PORT McNEILL—Guests at last week's Speaker's Corner event at St. John Gualbert Church may not realize it, but they were treated to one of the most impressive sound editing performances since Pink Floyd released the album Dark Side of the Moon in 1973.

That album was released a year after Spong arrived on Hanson Island to found OrcaLab, which has since catalogued more than 20,000 hours of audio recordings of orcinus orca (killer whales) in their natural habitat in the waters off Vancouver Island.

A few of those calls were shared in a slide presentation last Wednesday evening as Spong and Helena Symonds gave a presentation on OrcaLab's worked to more than 30 guests in the monthly Speaker's Corner series.

"I was keen to come over," said Kate Brauer, who studies orcas on the rubbing beach near Malcolm Island's Bere Point. "I mean, it's Orca Royalty. He's been doing this work for more than 30 years."

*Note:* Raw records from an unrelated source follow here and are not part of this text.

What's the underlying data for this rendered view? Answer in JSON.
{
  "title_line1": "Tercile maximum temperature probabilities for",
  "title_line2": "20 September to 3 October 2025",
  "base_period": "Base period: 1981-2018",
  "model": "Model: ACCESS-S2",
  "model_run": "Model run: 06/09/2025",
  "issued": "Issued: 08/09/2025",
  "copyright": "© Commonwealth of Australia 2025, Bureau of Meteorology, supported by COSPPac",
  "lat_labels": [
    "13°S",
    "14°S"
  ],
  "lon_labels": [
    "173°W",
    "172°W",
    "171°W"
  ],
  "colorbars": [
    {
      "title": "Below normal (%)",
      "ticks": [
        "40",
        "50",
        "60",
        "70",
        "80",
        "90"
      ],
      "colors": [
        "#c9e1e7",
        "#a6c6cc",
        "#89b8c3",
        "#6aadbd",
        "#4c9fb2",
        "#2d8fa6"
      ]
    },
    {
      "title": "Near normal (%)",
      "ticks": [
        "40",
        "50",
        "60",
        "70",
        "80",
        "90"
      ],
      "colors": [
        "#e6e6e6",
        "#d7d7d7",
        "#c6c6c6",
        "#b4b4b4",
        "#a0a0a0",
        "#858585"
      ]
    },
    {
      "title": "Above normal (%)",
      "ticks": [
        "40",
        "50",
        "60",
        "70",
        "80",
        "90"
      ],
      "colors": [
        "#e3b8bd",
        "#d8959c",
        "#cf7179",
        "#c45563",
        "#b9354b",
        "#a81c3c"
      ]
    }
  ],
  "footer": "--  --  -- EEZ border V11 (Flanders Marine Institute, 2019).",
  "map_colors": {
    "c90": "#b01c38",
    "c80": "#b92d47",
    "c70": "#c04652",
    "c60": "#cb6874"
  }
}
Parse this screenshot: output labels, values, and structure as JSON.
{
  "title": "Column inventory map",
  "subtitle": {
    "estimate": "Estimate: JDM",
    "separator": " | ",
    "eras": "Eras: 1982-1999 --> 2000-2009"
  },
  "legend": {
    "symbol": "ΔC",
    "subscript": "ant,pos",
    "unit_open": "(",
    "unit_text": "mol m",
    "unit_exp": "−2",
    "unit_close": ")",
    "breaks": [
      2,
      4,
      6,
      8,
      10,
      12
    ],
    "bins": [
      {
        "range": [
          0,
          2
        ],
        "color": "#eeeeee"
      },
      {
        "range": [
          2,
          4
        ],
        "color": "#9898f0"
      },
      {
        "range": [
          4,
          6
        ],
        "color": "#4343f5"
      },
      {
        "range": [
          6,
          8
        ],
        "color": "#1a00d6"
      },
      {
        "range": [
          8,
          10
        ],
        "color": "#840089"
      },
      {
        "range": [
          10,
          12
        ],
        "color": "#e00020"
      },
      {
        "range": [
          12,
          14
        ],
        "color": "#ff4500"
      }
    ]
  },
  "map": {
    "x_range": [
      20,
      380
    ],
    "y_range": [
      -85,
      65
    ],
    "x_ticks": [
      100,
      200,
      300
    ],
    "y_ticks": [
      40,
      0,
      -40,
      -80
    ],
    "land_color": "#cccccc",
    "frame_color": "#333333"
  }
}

Spong and Symonds, with the aid of slides, video and, of course, audio recordings — guided the audience through the spectrum of OrcaLab's work, from the identification of orca matrilines (female-oriented family groups) to the return of the orphaned celebrity Springer to Blackfish Sound, to working to return orcas from captivity, to the nuts and bolts of OrcaLab's operation, to concerns for and threats to the whales' future.

Nearly all of it revolved around the distinctive vocalizations of the animals and OrcaLab's efforts to learn about the species through a comprehensive record of those sounds.

"I wanted to study whales without disrupting them," said Spong, who discovered through experimentation the importance of vocalization and socialization between whales while working with Vancouver Aquarium in the 1960s. "So we began installing hydrophones off Hanson Island to listen in."

The network has since grown to six hydrophones that can track the progress of the orcas as they traverse Blackfish Sound past Hanson Island, through Blackney Pass and into Johnstone Strait to the famed rubbing beach in the Robson Bight (Michael Bigg) Ecological Reserve.

OrcaLab's work has proved so relevant and popular that volunteers — ranging from marine biology students to simply orca fans — have offered to spend time at OrcaLab helping to catalogue and share the research gathered at the remote facility.

In the late 1990s Spong and his ever-changing cast of assistants began placing cameras underwater, and now have a station at Cracroft Point that features video of orcas from underwater and from above the surface. Live video streams can be accessed, particularly "in-season", at www.orcalab.org.

The presentation ended with a caution of the challenges orcas face in the region, including dwindling food sources, a marked decrease in rubbing activity in the reserve and, particularly, increased boater traffic and other noise that may disrupt the animals' communication.

"It's very hard for us to get sound without boat noise anymore," said Symonds, emphasizing her point with one last audio clip, in which the orcas' calls are completely subsumed under the roar of a passing boat engine. "They're communicating with each other, but they have to do it through that filter."